Reasoning Levels
Some Orchard model profiles support native thinking. For those models, reasoning effort controls how much work the model can spend before answering.
Effort Values
| Effort | Use it for |
|---|---|
minimal |
Fast classification, extraction, or routing |
low |
Simple Q&A and short transformations |
medium |
Normal analysis and planning |
high |
Difficult reasoning, code, math, or tool plans |
Passing reasoning=True uses medium.
Responses API
from orchard.engine.inference_engine import InferenceEngine
MODEL = "google/gemma-4-E2B-it"
with InferenceEngine(load_models=[MODEL]) as engine:
client = engine.client()
response = client.responses(
MODEL,
input="Solve this carefully: if a train leaves at noon...",
reasoning={"effort": "high"},
temperature=0.0,
max_output_tokens=256,
)
print(response.output_text)
You can also pass an effort string:
response = client.responses(
MODEL,
input="Classify this message.",
reasoning="minimal",
max_output_tokens=32,
)
Direct Chat Client
For direct chat calls, pass reasoning_effort.
response = client.chat(
MODEL,
[{"role": "user", "content": "Plan a small database migration."}],
reasoning_effort="medium",
temperature=0.0,
max_generated_tokens=256,
)
HTTP
curl http://127.0.0.1:8000/v1/responses \
-H "Content-Type: application/json" \
-d '{
"model": "google/gemma-4-E2B-it",
"input": "Plan a small database migration.",
"reasoning": {"effort": "medium"},
"temperature": 0.0,
"max_output_tokens": 256
}'
Streaming Reasoning Events
Responses streams can include reasoning events when the model emits reasoning content.

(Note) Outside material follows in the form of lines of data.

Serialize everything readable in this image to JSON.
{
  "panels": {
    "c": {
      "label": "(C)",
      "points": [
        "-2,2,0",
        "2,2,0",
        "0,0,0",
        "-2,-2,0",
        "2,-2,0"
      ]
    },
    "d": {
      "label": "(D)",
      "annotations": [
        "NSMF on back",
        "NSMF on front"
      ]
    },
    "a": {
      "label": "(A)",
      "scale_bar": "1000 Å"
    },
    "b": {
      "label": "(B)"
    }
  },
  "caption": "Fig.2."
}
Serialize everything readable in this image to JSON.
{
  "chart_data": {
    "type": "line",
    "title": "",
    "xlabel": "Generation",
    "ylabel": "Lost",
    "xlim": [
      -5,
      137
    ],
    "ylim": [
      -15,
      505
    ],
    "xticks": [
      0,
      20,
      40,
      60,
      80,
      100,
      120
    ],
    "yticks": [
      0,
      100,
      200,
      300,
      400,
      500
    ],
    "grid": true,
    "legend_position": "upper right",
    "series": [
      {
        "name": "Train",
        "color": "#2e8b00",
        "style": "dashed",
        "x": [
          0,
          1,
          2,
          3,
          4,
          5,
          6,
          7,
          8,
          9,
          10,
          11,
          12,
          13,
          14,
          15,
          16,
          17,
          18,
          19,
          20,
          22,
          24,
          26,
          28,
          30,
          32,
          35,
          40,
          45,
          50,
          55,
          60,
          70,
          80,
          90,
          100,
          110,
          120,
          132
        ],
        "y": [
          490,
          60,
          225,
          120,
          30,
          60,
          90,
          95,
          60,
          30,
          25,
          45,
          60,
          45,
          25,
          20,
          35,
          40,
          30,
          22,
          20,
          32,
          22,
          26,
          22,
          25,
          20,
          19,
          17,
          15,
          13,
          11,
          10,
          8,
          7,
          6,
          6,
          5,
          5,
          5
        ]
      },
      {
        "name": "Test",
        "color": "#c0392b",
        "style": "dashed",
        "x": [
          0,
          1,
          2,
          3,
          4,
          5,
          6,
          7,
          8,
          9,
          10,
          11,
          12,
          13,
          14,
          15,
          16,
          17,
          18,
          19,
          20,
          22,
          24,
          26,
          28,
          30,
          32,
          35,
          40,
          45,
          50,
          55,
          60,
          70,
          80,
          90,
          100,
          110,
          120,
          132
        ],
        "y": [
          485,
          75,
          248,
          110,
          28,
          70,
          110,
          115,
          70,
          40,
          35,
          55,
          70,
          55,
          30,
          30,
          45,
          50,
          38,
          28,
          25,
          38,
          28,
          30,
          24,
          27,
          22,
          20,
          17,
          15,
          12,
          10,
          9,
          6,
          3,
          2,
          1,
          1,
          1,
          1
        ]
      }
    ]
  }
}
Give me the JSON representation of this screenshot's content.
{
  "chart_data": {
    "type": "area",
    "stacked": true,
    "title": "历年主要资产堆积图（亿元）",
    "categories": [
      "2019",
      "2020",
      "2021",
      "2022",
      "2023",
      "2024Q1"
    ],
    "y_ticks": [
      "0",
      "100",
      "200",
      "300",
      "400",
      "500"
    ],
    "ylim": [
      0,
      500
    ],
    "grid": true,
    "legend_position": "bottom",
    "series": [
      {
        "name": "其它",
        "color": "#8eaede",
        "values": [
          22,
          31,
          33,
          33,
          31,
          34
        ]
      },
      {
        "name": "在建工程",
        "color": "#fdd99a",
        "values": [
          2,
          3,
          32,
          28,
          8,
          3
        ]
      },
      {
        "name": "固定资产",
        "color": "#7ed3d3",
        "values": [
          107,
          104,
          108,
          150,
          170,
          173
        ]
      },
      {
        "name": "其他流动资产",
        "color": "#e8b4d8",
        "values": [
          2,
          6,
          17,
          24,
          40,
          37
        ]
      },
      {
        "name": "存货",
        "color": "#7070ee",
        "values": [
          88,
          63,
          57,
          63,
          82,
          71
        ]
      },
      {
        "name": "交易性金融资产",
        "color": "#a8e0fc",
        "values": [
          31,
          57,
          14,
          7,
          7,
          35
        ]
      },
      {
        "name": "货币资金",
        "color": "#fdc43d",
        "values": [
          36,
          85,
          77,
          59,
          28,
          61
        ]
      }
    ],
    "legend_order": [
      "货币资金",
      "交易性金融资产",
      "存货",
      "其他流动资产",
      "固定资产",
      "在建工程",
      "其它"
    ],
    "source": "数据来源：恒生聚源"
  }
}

events = client.responses(
MODEL,
input="Think through a migration plan.",
reasoning={"effort": "high"},
stream=True,
max_output_tokens=256,
)
for event in events:
if event.type == "response.reasoning.delta":
print("[reasoning]", event.delta)
elif event.type == "response.output_text.delta":
print(event.delta, end="", flush=True)
If a model profile does not support native thinking, Orchard runs the request as a normal generation request.